Samstag, 22. Juni 2013

Irische Hochzeiten - kurz und schmerzhaft

So langsam komme ich aus dem Alter heraus, in dem man ständig zu Hochzeiten eingeladen wird. Um ehrlich zu sein - so viele Hochzeiten habe ich in meinem Leben aber sowieso nicht mitgemacht. Mein Freundeskreis scheint die Institution der Ehe nicht besonders hoch zu schätzen. Das kommt davon, wenn man sich mit linken Socken umgibt... Dabei bin ich einer ausschweifenden Feier nicht abgeneigt, und staatlich-kirchlich sanktionierte Steuernachlässe hin oder her - an einem öffentlichen Treueschwur ist ja eigentlich nichts auszusetzen. Grund genug, das kleine Schwarze aus dem Griff der Mottenkugeln zu befreien und den Lidschatten auf die Schlupflider zu tupfen.

Da, wo ich herkomme, werden Hochzeiten groß und ausschweifend gefeiert. Hundert Gäste sind das Minimum, egal ob ein standesamtlicher Akt oder der kirchliche Summs noch oben drauf. Gefeiert wird bis in die frühen Morgenstunden. Jedenfalls wer zu der Feier eingeladen wird. Nach der Kirche geht es zum Empfang. Dann gibt es das große Festmahl, und kaum ist das Dessert serviert, geht es schon los mit Reden, Vorträgen, der ein oder anderen Diashow, zahlreichen Spielen zur Belustigung der Gäste und auf Kosten des Brautpaares, bis zum nächsten Sonnenuntergang geschwooft und getrunken wird. Natürlich bei offener Bar, auf dem Saal, all expenses paid. So ist das bei uns, im hohen Norden.

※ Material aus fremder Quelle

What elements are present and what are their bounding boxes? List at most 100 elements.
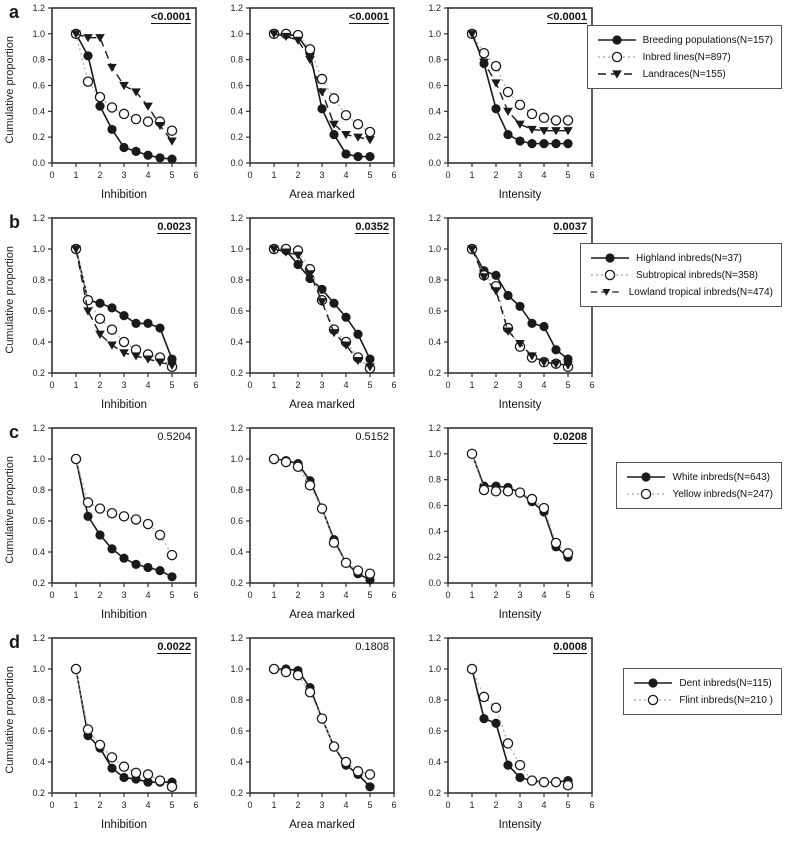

Am Donnerstag hatte ich Gelegenheit mal wieder direkt zu vergleichen. Anlass war die Eheschließung guter (Sozi-)Freunde. Der standesamtliche Akt fand in äußerst repräsentativem Rahmen statt. In Dublin kann man im beeindruckenden Ambiente der City Hall heiraten. Was heute die Büros der Stadtabgeordneten beherbergt, wurde im 18. Jahrhundert als Börse der Dubliner Händler gebaut. Was wahrscheinlich sowieso ein unvergesslicher Tag im Leben der Hauptpersonen ist, wird unter der Goldblatt-belegten Kuppel der Rotunda noch. Insofern war der äußere Rahmen der Hochzeit von B___ und Ch___ mit Sicherheit einer der beeindruckendsten, den ich je erlebt habe (mal abgesehen von der Eheschließung meiner Freunde C___ und S___ im alten Rathaus zu Prag!!! Unübertroffen!).

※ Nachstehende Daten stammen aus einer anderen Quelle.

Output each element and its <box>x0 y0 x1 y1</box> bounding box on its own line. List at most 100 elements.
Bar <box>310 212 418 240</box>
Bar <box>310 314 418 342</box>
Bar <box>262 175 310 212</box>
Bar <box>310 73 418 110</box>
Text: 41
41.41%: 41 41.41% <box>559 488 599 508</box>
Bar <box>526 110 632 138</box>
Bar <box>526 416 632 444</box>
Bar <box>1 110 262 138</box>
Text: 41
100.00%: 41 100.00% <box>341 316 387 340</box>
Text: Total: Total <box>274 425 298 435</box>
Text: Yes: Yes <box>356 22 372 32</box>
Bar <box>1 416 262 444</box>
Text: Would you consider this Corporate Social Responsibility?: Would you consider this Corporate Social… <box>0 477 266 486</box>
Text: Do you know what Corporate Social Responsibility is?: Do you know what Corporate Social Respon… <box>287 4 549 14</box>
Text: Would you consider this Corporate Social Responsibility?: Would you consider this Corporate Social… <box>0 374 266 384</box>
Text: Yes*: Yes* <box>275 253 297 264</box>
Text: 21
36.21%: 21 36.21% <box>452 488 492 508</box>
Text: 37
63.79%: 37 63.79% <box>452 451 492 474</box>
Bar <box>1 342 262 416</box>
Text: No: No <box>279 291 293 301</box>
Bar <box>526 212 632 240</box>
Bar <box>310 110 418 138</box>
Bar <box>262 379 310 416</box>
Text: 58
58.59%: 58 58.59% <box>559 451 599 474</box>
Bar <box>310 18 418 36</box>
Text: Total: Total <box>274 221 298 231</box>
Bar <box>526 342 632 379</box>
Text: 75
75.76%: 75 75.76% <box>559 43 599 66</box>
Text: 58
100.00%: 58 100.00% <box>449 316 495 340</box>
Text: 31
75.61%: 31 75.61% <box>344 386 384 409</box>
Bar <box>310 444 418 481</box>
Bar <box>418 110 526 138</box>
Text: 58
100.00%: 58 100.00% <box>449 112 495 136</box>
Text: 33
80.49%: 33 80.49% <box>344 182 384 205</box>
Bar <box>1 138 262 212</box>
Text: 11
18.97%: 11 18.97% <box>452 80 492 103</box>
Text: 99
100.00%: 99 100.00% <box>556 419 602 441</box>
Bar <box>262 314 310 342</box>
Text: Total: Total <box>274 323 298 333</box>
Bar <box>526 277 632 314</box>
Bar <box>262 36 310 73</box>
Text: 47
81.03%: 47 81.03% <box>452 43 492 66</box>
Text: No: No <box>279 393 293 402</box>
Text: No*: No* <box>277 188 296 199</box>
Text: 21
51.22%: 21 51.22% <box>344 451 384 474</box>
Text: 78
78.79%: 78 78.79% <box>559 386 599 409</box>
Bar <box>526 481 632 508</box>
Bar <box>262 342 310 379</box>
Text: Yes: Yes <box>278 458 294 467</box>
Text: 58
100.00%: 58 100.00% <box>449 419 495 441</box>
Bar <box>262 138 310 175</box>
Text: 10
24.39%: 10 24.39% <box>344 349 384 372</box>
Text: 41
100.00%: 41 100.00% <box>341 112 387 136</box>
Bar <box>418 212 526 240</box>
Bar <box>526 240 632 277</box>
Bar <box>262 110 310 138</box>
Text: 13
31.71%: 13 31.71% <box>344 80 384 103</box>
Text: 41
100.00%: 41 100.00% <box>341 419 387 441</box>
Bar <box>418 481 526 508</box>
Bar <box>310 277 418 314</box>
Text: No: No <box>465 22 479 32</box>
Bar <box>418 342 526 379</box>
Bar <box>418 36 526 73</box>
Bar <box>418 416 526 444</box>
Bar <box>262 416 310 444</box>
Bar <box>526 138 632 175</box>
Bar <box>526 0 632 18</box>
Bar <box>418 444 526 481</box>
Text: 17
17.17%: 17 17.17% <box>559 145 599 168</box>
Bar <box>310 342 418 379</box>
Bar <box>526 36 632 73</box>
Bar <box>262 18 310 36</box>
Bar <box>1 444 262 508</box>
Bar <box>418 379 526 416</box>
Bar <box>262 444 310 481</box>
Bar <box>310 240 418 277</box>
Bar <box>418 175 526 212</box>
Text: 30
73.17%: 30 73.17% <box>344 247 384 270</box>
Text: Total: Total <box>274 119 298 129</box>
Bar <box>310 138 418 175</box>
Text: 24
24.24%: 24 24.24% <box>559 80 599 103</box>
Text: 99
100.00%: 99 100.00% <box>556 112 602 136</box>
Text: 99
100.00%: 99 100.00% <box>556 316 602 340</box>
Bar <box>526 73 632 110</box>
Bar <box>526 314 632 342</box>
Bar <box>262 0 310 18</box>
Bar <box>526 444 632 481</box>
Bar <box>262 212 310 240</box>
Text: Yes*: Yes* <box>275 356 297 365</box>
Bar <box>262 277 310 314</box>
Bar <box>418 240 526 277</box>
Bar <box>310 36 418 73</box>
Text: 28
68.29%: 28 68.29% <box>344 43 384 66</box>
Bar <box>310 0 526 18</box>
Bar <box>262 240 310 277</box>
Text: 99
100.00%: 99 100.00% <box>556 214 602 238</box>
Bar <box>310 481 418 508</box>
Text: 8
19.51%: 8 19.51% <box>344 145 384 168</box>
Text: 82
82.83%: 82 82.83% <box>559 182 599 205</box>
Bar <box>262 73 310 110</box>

Nachdem alle Formulare unterzeichnet und der Brautstrauß geworfen war, marschierte die Hochzeitsgesellschaft bei schönstem Wetter die Parliament Street hinunter und über die Liffey zum Restaurant am Ormond Quay, wo die Feier stattfand. Und dort wurde es dann irisch. Das bedeutet zum Einen reichliche Mengen an konsumiertem Alkohol - und wenig zu essen. Denn das große Sit-down-Mahl ist nicht unbedingt Teil von irischen Feiern.  Am Donnerstag beispielsweise gab es zwar Tapas-Finger-Food, aber das war es dann auch. Stattdessen ist es bei irischen Hochzeiten üblich, sich alkoholisch selbst zu versorgen. Will heißen - die Gäste bezahlen für ihre Getränke selbst.

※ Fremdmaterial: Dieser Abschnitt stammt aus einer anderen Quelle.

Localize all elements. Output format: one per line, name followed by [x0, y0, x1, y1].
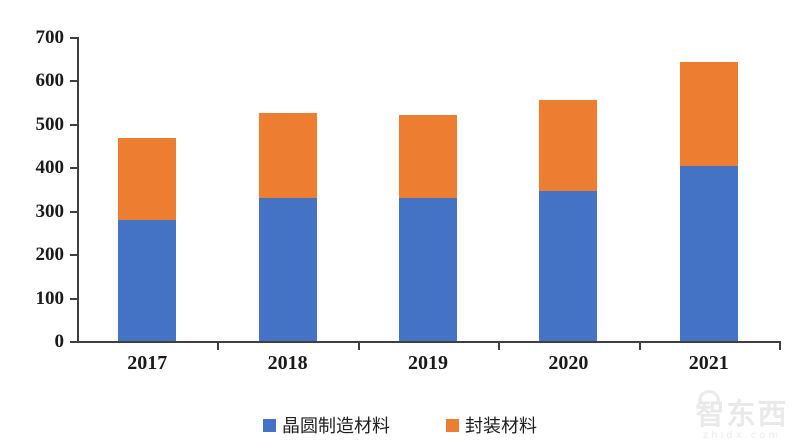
x-axis-category-label: 2020: [548, 352, 589, 374]
y-axis-tick-label: 400: [35, 157, 65, 179]
y-axis-tick-label: 100: [35, 287, 65, 309]
bar-segment-packaging: [118, 138, 177, 221]
bar-segment-wafer: [399, 198, 457, 341]
x-axis-tick: [638, 343, 641, 350]
chart-legend: 晶圆制造材料 封装材料: [0, 412, 800, 438]
y-axis-tick-label: 600: [35, 70, 65, 92]
x-axis-tick: [217, 343, 220, 350]
x-axis-tick: [779, 343, 781, 350]
x-axis-category-label: 2017: [127, 352, 168, 374]
legend-label: 晶圆制造材料: [282, 416, 390, 436]
bar-segment-packaging: [258, 113, 317, 199]
bar-segment-wafer: [118, 220, 177, 341]
y-axis-tick-label: 0: [54, 331, 65, 352]
y-axis-tick-label: 300: [35, 200, 65, 222]
x-axis-category-label: 2021: [688, 352, 729, 374]
x-axis: [77, 341, 781, 343]
watermark-logo-text: 智东西: [695, 397, 789, 431]
y-axis-tick: [70, 210, 77, 213]
bar-segment-wafer: [258, 198, 317, 341]
y-axis-tick: [70, 123, 77, 126]
y-axis-tick: [70, 341, 77, 343]
bar-segment-wafer: [539, 190, 598, 341]
watermark-site-text: zhidx.com: [702, 430, 782, 441]
watermark: 智东西 zhidx.com: [692, 390, 792, 441]
legend-item: 封装材料: [446, 412, 537, 438]
x-axis-category-label: 2018: [267, 352, 308, 374]
bar-segment-packaging: [539, 100, 598, 191]
legend-label: 封装材料: [465, 416, 537, 436]
y-axis-tick: [70, 254, 77, 257]
y-axis-tick-label: 500: [35, 113, 65, 135]
bar-segment-packaging: [399, 115, 457, 199]
y-axis-tick: [70, 80, 77, 83]
y-axis-tick: [70, 297, 77, 300]
bar-segment-packaging: [679, 61, 738, 166]
y-axis-tick: [70, 167, 77, 170]
legend-swatch-icon: [263, 418, 276, 432]
legend-item: 晶圆制造材料: [263, 412, 390, 438]
y-axis-tick: [70, 37, 77, 39]
x-axis-category-label: 2019: [408, 352, 448, 374]
bar-segment-wafer: [679, 165, 738, 341]
x-axis-tick: [357, 343, 360, 350]
x-axis-tick: [498, 343, 501, 350]
legend-swatch-icon: [446, 418, 459, 432]
y-axis-tick-label: 200: [35, 244, 65, 266]
watermark-arc-icon: [698, 390, 720, 402]
y-axis-tick-label: 700: [35, 27, 65, 48]
y-axis: [77, 37, 79, 343]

Schock, für Deutsche sehr gewöhnungsbedürftig. Was allerdings nicht bedeutet, dass der Alkohol weniger fließt als in Deutschland. Wir sind ja schließlich in Irland. Was allerdings dann wiederum bedeutet, dass um 1 Uhr Schluss ist mit lustig. Jawoll, kaum waren wir alle ordentlich in Fahrt und durchgetanzt dank fantastischer DJ-Beschallung, war auch schon wieder Closing Time. Nix da mit Tanz bis in das Morgengrauen. Dank diverser Gläser Wein war meine Enttäuschung um 1 Uhr nachts vokal-verbal wenig ladyhaft. What the...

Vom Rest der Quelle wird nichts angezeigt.